Jedenfalls ist kaum ein Ort so gut zur Vogelbeobachtung geeignet wie Rybatschij (ehem. Rossitten), ein kleines Dorf nördlich von Kaliningrad. Die nordeuropäischen Wald- und Feldvögel fliegen nicht gern übers Meer – deshalb folgen sie der Kurischen Nehrung, der schmalen Landzunge zwischen Ostsee und Haff. Die Wasservögel dagegen wollen möglichst lange Meer unter sich sehen – und fliegen daher ebenfalls über Rybatschij, wo Schilf und viele Sträucher zur Rast einladen.

Vom Interkontinental-Flughafen Rybatschij aus wird die lange Herbstreise in drei Richtungen fortgesetzt: Die Zaunkönige zieht es nach Westen: England und Spanien; nach Mitteleuropa fliegen Buchfinken, Meisen, Amseln und Würger. Schwalben und Sumpfrohrsänger verlassen Rybatschij schon Anfang August – sie wollen bis Südafrika. Rotkehlchen dagegen lassen sich bis Oktober Zeit – sie überwintern in Süddeutschland.

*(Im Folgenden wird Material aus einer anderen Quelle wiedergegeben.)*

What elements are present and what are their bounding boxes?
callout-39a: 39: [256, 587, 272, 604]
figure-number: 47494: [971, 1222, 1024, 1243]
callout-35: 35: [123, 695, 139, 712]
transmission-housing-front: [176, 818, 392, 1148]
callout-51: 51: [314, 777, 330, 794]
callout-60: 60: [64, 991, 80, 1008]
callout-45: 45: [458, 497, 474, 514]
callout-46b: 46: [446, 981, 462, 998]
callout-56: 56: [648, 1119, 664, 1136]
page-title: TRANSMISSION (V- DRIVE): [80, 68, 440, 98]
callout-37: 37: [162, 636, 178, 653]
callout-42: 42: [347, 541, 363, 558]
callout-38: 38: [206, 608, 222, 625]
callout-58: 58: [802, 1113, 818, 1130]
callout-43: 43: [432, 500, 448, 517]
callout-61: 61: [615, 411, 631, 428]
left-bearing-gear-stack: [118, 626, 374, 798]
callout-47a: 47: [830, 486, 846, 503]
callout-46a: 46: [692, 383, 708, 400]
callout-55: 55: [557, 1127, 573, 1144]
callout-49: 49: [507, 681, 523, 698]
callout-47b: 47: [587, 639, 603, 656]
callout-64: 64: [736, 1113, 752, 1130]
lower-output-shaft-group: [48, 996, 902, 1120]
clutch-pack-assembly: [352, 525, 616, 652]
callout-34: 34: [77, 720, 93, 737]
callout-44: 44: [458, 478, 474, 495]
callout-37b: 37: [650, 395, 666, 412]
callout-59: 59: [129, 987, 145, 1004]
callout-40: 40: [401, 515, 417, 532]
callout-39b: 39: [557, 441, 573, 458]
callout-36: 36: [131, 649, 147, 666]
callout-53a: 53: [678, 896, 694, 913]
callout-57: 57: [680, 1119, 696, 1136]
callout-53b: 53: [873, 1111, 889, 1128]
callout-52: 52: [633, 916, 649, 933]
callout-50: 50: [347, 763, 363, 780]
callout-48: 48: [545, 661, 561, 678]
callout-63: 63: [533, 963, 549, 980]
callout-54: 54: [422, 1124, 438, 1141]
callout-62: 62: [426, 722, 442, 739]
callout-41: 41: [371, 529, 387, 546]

Nach Osten starten Grasmücken und ein Teil der Störche, ihr Ziel ist die Türkei. Karmingimpel kommen bis Indien.

Daß dieser rege Flugverkehr ideale Bedingungen für Vogelforscher bietet, erkannte schon Ende des letzten Jahrhunderts Pfarrer Johannes Tienemann. Mit Geld der Kaiser-Wilhelm-Gesellschaft gründet er 1901 in Rossitten die erste Vogelwarte der Welt. Weil er auf die Idee kam, die Vögel zu beringen, konnte er nachweisen, daß sie über 10.000 Kilometer zurücklegen können. 1944 mußte die Vogelwarte Rossitten aufgegeben werden. Sie zog nach Radolfzell an den Bodensee, wo sie bis heute in Schloß Möggingen arbeitet.

Nach der sowjetischen Eroberung Ostpreußens standen die Institutsgebäude leer – bis 1956 der russische Professor Lew Belopolski aus einem sibirischen Gefängnis entlassen wurde und in Rybatschij wieder eine Vogelwarte aufbauen konnte.

Auch die neue Forschungseinrichtung wurde rasch weltweit bekannt. Die rund 30 ständigen Mitarbeiter kommen meist vom Zoologischen Institut St. Petersburg und arbeiten nur von Ende März bis Anfang November in Rybatschij. Sie sind stolz darauf, daß ihre Station schon über 600 wissenschaftliche Bücher über Zugvögel veröffentlicht hat.

In Herbst und Frühjahr ziehen über eine Million Vögel über Rybatschij. Besonders hoch fliegende Arten werden vom Dach der Vogelwarte aus gezählt, nachts mit Hilfe eines Scheinwerfers. Am Boden werden in über 200 Netzen und 18 Meter hohen Vogelreusen pro Jahr bis zu 100.000 Vögel gefangen.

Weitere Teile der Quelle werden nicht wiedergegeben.